Кашлял Мотя, не мог остановиться.

- Во-он! Вон пошел! - побагровев, заревел пристав. - Во-он, ты... овца! Убью!

Что-то было разорвано, - тонкое какое-то кружево. Смаху отодвинув в сторону Розу, схватил правой рукою стакан Дерябин. Закричала что-то мадам Пильмейстер, бросаясь к Моте. Вскочил Мотя и, все еще кашляя глухо, кинулся в темную половинку дверей, но вдогонку ему швырнул стаканом Дерябин. Через голову Моти перелетел стакан: где-то в темноте другой комнаты засверкали тонко стеклянные брызги; потом еще что-то глухо упало на пол и покатилось, должно быть медный подсвечник.
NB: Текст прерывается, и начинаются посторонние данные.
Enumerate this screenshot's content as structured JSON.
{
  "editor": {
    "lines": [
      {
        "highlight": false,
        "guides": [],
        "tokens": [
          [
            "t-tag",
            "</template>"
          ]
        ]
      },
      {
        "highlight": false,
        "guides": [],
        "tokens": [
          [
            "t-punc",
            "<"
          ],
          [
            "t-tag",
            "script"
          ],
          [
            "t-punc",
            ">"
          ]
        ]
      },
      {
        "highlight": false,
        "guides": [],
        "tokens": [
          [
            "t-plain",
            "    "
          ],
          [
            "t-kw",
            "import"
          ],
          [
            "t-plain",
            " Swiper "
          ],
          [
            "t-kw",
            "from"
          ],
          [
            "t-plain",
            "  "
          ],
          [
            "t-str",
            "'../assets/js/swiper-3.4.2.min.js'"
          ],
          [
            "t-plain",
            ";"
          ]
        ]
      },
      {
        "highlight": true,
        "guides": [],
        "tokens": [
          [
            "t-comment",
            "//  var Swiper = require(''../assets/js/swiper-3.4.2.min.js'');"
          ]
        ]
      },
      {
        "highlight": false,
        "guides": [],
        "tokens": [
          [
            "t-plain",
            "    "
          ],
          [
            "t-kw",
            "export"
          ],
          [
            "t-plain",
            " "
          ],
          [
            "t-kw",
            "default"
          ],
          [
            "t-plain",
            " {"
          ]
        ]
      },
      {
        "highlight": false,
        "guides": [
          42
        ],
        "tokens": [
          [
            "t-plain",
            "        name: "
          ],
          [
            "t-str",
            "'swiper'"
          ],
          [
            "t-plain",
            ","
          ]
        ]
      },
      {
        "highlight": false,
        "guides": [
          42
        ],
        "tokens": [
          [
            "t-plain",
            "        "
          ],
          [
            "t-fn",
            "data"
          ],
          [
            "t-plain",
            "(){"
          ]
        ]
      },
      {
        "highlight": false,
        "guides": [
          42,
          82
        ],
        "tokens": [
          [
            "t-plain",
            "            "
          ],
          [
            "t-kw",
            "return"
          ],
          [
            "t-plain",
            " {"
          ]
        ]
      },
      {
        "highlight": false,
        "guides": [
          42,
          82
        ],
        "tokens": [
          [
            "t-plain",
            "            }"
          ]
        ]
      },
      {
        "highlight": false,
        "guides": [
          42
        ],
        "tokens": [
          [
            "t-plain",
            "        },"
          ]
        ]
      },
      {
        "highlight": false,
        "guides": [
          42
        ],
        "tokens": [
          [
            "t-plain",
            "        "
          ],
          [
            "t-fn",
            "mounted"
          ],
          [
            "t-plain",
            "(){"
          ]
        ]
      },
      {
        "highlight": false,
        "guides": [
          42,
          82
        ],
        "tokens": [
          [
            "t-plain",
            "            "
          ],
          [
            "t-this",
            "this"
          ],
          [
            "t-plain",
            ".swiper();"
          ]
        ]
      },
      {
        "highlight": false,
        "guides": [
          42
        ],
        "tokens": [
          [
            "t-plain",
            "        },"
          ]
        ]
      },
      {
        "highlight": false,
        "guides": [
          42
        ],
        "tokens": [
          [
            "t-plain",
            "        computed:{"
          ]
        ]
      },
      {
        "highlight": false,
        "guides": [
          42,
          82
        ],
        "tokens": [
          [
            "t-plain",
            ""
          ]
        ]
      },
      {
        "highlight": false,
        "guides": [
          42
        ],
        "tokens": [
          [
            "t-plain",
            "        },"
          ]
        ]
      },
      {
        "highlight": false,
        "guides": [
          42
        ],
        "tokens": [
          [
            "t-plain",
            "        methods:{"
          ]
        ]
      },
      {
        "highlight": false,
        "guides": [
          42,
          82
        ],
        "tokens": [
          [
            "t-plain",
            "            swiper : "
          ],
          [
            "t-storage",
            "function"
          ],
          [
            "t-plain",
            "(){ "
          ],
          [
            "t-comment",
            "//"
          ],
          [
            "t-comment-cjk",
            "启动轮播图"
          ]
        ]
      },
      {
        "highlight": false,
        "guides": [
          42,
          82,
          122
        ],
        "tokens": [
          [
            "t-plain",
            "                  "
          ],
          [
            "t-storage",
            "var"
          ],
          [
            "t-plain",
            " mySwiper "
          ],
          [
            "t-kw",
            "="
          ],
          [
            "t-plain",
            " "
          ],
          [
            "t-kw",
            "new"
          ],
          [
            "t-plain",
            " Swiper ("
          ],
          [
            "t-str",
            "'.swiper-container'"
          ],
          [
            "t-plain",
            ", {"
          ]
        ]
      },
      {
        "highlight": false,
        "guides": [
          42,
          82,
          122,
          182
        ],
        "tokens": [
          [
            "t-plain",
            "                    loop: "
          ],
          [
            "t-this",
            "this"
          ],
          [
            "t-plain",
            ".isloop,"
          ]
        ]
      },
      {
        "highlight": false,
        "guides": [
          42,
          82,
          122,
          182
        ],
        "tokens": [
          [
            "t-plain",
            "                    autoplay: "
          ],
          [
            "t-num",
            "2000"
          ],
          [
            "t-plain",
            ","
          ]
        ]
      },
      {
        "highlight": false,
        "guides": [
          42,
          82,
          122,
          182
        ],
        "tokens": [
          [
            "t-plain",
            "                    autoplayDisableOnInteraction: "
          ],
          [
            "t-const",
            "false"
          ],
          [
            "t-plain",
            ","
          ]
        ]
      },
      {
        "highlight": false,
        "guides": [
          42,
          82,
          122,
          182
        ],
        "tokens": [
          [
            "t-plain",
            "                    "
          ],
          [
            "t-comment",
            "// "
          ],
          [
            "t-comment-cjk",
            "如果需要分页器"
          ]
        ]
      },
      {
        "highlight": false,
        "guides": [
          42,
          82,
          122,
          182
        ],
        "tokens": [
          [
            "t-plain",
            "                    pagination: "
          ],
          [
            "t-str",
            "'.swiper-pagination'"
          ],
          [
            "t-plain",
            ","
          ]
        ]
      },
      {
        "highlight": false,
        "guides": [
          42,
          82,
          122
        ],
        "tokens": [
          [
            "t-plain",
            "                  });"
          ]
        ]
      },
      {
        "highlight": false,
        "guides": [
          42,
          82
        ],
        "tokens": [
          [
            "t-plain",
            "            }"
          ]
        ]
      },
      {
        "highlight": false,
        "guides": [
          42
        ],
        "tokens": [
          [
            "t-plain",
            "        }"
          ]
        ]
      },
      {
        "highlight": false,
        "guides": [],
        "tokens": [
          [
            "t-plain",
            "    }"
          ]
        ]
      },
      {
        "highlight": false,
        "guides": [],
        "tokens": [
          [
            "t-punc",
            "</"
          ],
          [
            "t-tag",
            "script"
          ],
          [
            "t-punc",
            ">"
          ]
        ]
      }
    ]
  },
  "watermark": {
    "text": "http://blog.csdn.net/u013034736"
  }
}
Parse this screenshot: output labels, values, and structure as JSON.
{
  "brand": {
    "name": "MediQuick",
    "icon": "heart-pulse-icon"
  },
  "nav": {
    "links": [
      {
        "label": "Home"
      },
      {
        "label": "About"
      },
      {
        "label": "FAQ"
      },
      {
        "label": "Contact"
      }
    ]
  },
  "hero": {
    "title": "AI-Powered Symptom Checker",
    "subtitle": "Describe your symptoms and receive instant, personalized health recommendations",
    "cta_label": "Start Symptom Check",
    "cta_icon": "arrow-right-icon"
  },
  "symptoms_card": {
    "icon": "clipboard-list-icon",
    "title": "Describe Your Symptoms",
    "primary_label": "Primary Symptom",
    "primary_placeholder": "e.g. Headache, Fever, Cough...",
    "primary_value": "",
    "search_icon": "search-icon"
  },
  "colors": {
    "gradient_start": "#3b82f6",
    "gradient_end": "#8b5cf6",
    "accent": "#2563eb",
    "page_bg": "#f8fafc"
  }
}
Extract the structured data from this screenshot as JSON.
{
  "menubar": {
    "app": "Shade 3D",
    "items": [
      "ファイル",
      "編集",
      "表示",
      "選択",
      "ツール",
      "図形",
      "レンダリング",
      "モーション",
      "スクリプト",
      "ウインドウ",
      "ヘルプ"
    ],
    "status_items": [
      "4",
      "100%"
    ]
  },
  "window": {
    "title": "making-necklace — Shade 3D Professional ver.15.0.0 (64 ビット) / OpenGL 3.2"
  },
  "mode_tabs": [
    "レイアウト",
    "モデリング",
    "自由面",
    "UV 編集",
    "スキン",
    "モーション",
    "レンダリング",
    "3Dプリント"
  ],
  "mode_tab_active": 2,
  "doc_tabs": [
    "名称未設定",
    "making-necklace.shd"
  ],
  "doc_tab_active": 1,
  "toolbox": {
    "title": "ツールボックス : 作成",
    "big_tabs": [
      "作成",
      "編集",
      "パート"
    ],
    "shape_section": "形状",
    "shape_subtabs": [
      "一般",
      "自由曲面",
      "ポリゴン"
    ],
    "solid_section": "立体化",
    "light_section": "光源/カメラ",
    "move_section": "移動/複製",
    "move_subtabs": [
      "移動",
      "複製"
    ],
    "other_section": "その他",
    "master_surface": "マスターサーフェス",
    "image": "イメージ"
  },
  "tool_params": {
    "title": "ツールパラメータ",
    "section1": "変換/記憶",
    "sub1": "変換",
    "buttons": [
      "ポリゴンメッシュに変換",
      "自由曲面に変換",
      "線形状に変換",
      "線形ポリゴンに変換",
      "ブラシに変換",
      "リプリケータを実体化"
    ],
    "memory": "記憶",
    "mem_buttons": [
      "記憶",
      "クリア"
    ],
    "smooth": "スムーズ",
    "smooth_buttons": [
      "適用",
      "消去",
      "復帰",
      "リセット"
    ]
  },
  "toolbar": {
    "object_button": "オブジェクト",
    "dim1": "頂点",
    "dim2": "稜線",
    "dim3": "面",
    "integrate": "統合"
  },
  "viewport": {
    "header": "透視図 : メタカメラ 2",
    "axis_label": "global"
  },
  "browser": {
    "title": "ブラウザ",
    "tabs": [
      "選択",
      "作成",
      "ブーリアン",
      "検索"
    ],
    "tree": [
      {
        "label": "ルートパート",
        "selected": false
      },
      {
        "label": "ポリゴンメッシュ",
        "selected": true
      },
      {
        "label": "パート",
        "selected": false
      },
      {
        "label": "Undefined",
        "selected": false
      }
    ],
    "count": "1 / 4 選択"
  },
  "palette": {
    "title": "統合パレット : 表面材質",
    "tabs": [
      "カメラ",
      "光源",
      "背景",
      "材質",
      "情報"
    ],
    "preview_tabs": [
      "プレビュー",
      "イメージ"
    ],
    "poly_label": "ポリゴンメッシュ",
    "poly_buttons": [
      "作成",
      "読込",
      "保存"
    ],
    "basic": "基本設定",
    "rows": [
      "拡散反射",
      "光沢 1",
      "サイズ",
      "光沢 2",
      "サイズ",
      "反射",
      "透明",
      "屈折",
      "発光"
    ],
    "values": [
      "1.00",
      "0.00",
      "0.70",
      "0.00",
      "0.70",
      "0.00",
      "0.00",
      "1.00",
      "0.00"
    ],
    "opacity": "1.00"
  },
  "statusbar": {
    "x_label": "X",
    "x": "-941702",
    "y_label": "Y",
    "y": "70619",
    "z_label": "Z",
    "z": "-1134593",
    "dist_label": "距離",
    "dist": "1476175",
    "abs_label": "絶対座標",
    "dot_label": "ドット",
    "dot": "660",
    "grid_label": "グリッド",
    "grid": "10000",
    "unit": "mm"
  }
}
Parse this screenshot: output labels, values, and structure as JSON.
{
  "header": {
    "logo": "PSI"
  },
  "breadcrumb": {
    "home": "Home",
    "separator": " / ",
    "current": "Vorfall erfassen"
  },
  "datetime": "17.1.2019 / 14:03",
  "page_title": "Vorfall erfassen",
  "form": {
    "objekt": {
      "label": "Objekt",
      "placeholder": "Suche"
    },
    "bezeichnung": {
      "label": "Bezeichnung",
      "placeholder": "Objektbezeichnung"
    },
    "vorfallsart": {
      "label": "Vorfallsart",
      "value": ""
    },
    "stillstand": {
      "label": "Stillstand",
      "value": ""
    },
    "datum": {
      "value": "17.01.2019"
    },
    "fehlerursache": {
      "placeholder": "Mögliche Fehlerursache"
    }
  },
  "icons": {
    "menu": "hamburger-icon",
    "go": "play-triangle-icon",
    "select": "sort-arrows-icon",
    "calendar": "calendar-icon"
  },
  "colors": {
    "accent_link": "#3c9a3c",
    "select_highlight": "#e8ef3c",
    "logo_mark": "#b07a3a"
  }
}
Поднялся Кашнев, подошел к Дерябину, спросил тихо, дотронувшись до его локтя:

- Ваня, ты пьян?

- И чтобы к чертовой матери он ушел с кашлем, поганый харкун!.. И двери закрыть!.. - кричал, не глядя на Кашнева, пристав. - Убью, если увижу!

Лицо стало твердое, сжатое, ястребиное, и у мадам Пильмейстер, навалившейся спиною на закрытую дверь, за которой скрылся Мотя, сами собою испуганно поднялись жирные руки.

- Господин пристав! Ну ведь он же больной! - беззвучно шептали губы мадам Пильмейстер.

- Он - больной, да! - резко повторила Роза.

Повернул к ней голову пристав, и долго они смотрели друг другу в жаркие глаза, как враги.

- Ваня, пойдем-ка отсюда, ты пьян! - с серьезной и несколько брезгливой нотой в голосе, - нечаянно такой же брезгливой, как у Дерябина, требовательно сказал Кашнев.